Christiane Schlötzer, Istanbul

Der Freitag hat wieder nicht gut begonnen: Polizisten riefen vor dem Parlament in Athen zum Streik auf. Die Vertreter der Staatsmacht protestieren gegen den Staat. Am Tag zuvor waren die geplanten neuen Sparmaßnahmen der Regierung bekannt geworden, die nun vor allem den öffentlichen Dienst treffen sollen. Dies würden die letzten Abstriche an Löhnen und Renten sein, versprach der konservative Premier Antonis Samaras bei einer Parteiversammlung. Dasselbe hatte aber auch schon sein sozialistischer Vorgänger Giorgos Papandreou getan.

Ein Schuhputzer in Athen. Wie geht es weiter mit Griechenland? Die Regierung in Athen sucht Wege aus der Dauerkrise - und denkt nun an die Errichtung von Sonderwirtschaftszonen, in denen Investoren Steuervorteile genießen.  (Foto: AP)

In ihrer Not hat die Regierung Samaras nun eine Idee aufgegriffen, die in Griechenland bislang eher auf wenig Begeisterung gestoßen ist: Die Einrichtung von Sonderwirtschaftszonen, um im fünften Jahr der Rezession wieder Investoren nach Griechenland zu locken.

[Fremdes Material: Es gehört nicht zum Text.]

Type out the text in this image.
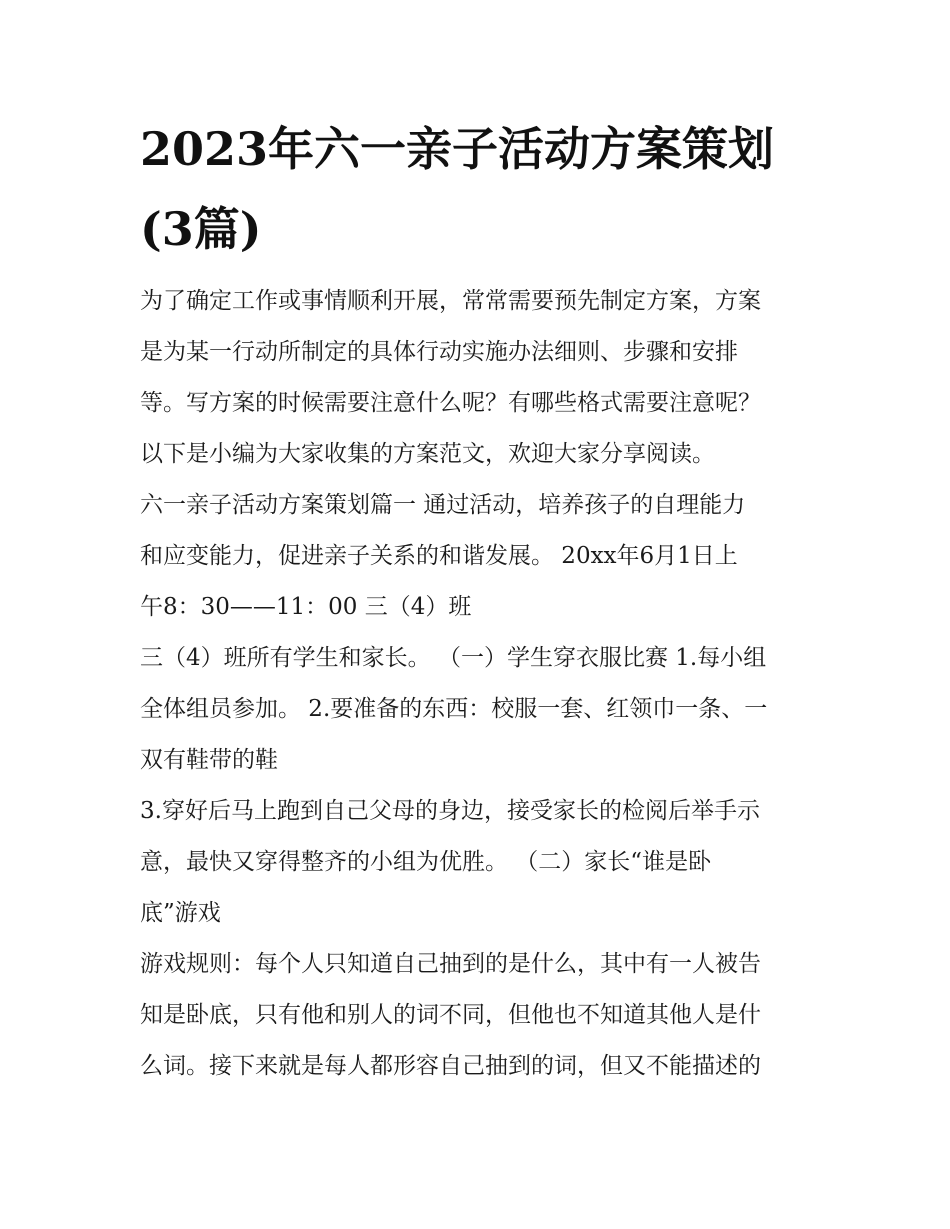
2023年六一亲子活动方案策划
(3篇)

为了确定工作或事情顺利开展，常常需要预先制定方案，方案

是为某一行动所制定的具体行动实施办法细则、步骤和安排

等。写方案的时候需要注意什么呢？有哪些格式需要注意呢？

以下是小编为大家收集的方案范文，欢迎大家分享阅读。

六一亲子活动方案策划篇一 通过活动，培养孩子的自理能力

和应变能力，促进亲子关系的和谐发展。 20xx年6月1日上

午8：30——11：00 三（4）班

三（4）班所有学生和家长。 （一）学生穿衣服比赛 1.每小组

全体组员参加。 2.要准备的东西：校服一套、红领巾一条、一

双有鞋带的鞋

3.穿好后马上跑到自己父母的身边，接受家长的检阅后举手示

意，最快又穿得整齐的小组为优胜。 （二）家长“谁是卧

底”游戏

游戏规则：每个人只知道自己抽到的是什么，其中有一人被告

知是卧底，只有他和别人的词不同，但他也不知道其他人是什

么词。接下来就是每人都形容自己抽到的词，但又不能描述的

Investoren sollen Steuervorteile genießen

Schon vor ein paar Monaten war die Idee in griechischen Medien aufgetaucht - als ein Vorschlag der deutschen Regierung. Was nicht gerade half, dafür Sympathien zu finden. Nun wirbt Kostis Hatzidakis, Minister für wirtschaftliche Entwicklung, selbst für Sonderwirtschaftszonen, in denen Investoren Steuervorteile genießen sollen. Hatzidakis forderte die EU auf, Griechenland die Einrichtung solcher Zonen zu gewähren. Athen werde Investoren aber nicht gestatten, in diesen Gebieten Arbeitsgesetze zu missachten oder niedrigere Löhne zu bezahlen, sagte Hatzidakis. Martin Schulz, Präsident des EU-Parlaments, unterstützte den Vorschlag im "Spiegel"-Interview.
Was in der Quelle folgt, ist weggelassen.